Stroll down Harbour Street and you’ll feel like you’ve stepped into a Charles Dickens movie set. Not only are you suddenly immersed in a world of ornately carved limestone buildings, the locals all seem to be wearing period costume by default.
Just as eclectic are their businesses, a mix of antiquarian bookshops, galleries, vintage clothing shops, artisan workshops and artist studios. Step into Whitestone City and things get even more quirky. Set in an original grain store that was built in 1882, it’s not a typical museum – you’re encouraged to touch and try everything, from playing parlour games to riding on our country’s only penny farthing carousel. Just around the corner is Steampunk HQ which features an alternative retro-futuristic version of 19th century England.

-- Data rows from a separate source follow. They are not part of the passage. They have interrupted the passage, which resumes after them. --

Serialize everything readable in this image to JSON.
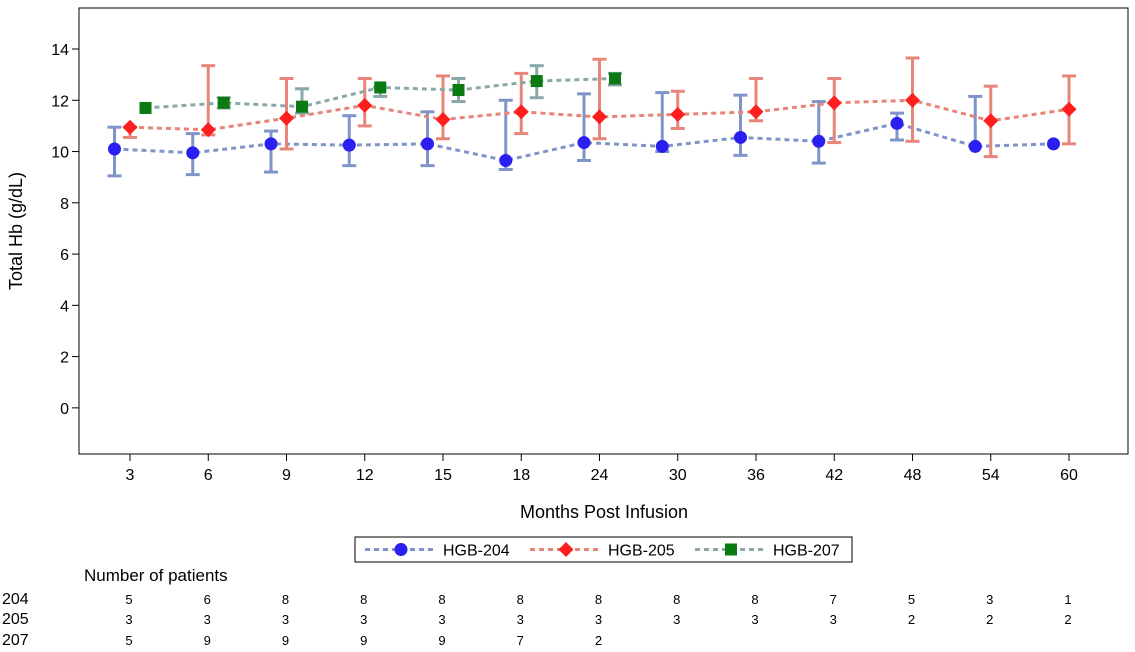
{
  "chart_data": {
    "type": "line",
    "xlabel": "Months Post Infusion",
    "ylabel": "Total Hb (g/dL)",
    "categories": [
      "3",
      "6",
      "9",
      "12",
      "15",
      "18",
      "24",
      "30",
      "36",
      "42",
      "48",
      "54",
      "60"
    ],
    "ylim": [
      -1.8,
      15.6
    ],
    "yticks": [
      "0",
      "2",
      "4",
      "6",
      "8",
      "10",
      "12",
      "14"
    ],
    "grid": false,
    "legend_position": "bottom",
    "series": [
      {
        "name": "HGB-204",
        "marker": "circle",
        "color": "#2a1ef0",
        "line_color": "#7f94c8",
        "offset": -1,
        "values": [
          10.1,
          9.95,
          10.3,
          10.25,
          10.3,
          9.65,
          10.35,
          10.2,
          10.55,
          10.4,
          11.1,
          10.2,
          10.3
        ],
        "lower": [
          9.05,
          9.1,
          9.2,
          9.45,
          9.45,
          9.3,
          9.65,
          10.0,
          9.85,
          9.55,
          10.45,
          10.2,
          10.3
        ],
        "upper": [
          10.95,
          10.7,
          10.8,
          11.4,
          11.55,
          12.0,
          12.25,
          12.3,
          12.2,
          11.95,
          11.5,
          12.15,
          10.3
        ]
      },
      {
        "name": "HGB-205",
        "marker": "diamond",
        "color": "#ff1e1e",
        "line_color": "#e8857a",
        "offset": 0,
        "values": [
          10.95,
          10.85,
          11.3,
          11.8,
          11.25,
          11.55,
          11.35,
          11.45,
          11.55,
          11.9,
          12.0,
          11.2,
          11.65
        ],
        "lower": [
          10.55,
          10.65,
          10.1,
          11.0,
          10.5,
          10.7,
          10.5,
          10.9,
          11.2,
          10.35,
          10.4,
          9.8,
          10.3
        ],
        "upper": [
          10.95,
          13.35,
          12.85,
          12.85,
          12.95,
          13.05,
          13.6,
          12.35,
          12.85,
          12.85,
          13.65,
          12.55,
          12.95
        ]
      },
      {
        "name": "HGB-207",
        "marker": "square",
        "color": "#0a7a12",
        "line_color": "#8aa8a8",
        "offset": 1,
        "values": [
          11.7,
          11.9,
          11.75,
          12.5,
          12.4,
          12.75,
          12.85,
          null,
          null,
          null,
          null,
          null,
          null
        ],
        "lower": [
          11.7,
          11.7,
          11.5,
          12.15,
          11.95,
          12.1,
          12.6,
          null,
          null,
          null,
          null,
          null,
          null
        ],
        "upper": [
          11.7,
          12.1,
          12.45,
          12.5,
          12.85,
          13.35,
          13.05,
          null,
          null,
          null,
          null,
          null,
          null
        ]
      }
    ],
    "patients": {
      "title": "Number of patients",
      "rows": [
        {
          "label": "204",
          "counts": [
            "5",
            "6",
            "8",
            "8",
            "8",
            "8",
            "8",
            "8",
            "8",
            "7",
            "5",
            "3",
            "1"
          ]
        },
        {
          "label": "205",
          "counts": [
            "3",
            "3",
            "3",
            "3",
            "3",
            "3",
            "3",
            "3",
            "3",
            "3",
            "2",
            "2",
            "2"
          ]
        },
        {
          "label": "207",
          "counts": [
            "5",
            "9",
            "9",
            "9",
            "9",
            "7",
            "2",
            "",
            "",
            "",
            "",
            "",
            ""
          ]
        }
      ]
    }
  }
}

It’s worth contemplating that we owe the existence of Ōamaru’s Victorian Precinct to a group of dedicated locals who, for the past three decades, have bought and lovingly restored many of the historic enclave’s buildings.
They’re celebrating the fact that Ōamaru was once a majestic colonial outpost that played a key part in Otago’s industrial and agricultural heritage, thanks largely to the bounty of wool, grain and frozen meat exported from its port to British markets. By repurposing the buildings (which were built between 1860 and 1880), the people of Ōamaru have effectively breathed new life into their heritage without losing its authenticity.
The precinct is at its liveliest on Sunday when the excellent Ōamaru Farmers Market is in full swing, the steam train is running and artisans are busy in their studios. Or come in November and take part in Ōamaru’s very popular annual Victorian Fête and Heritage Celebrations.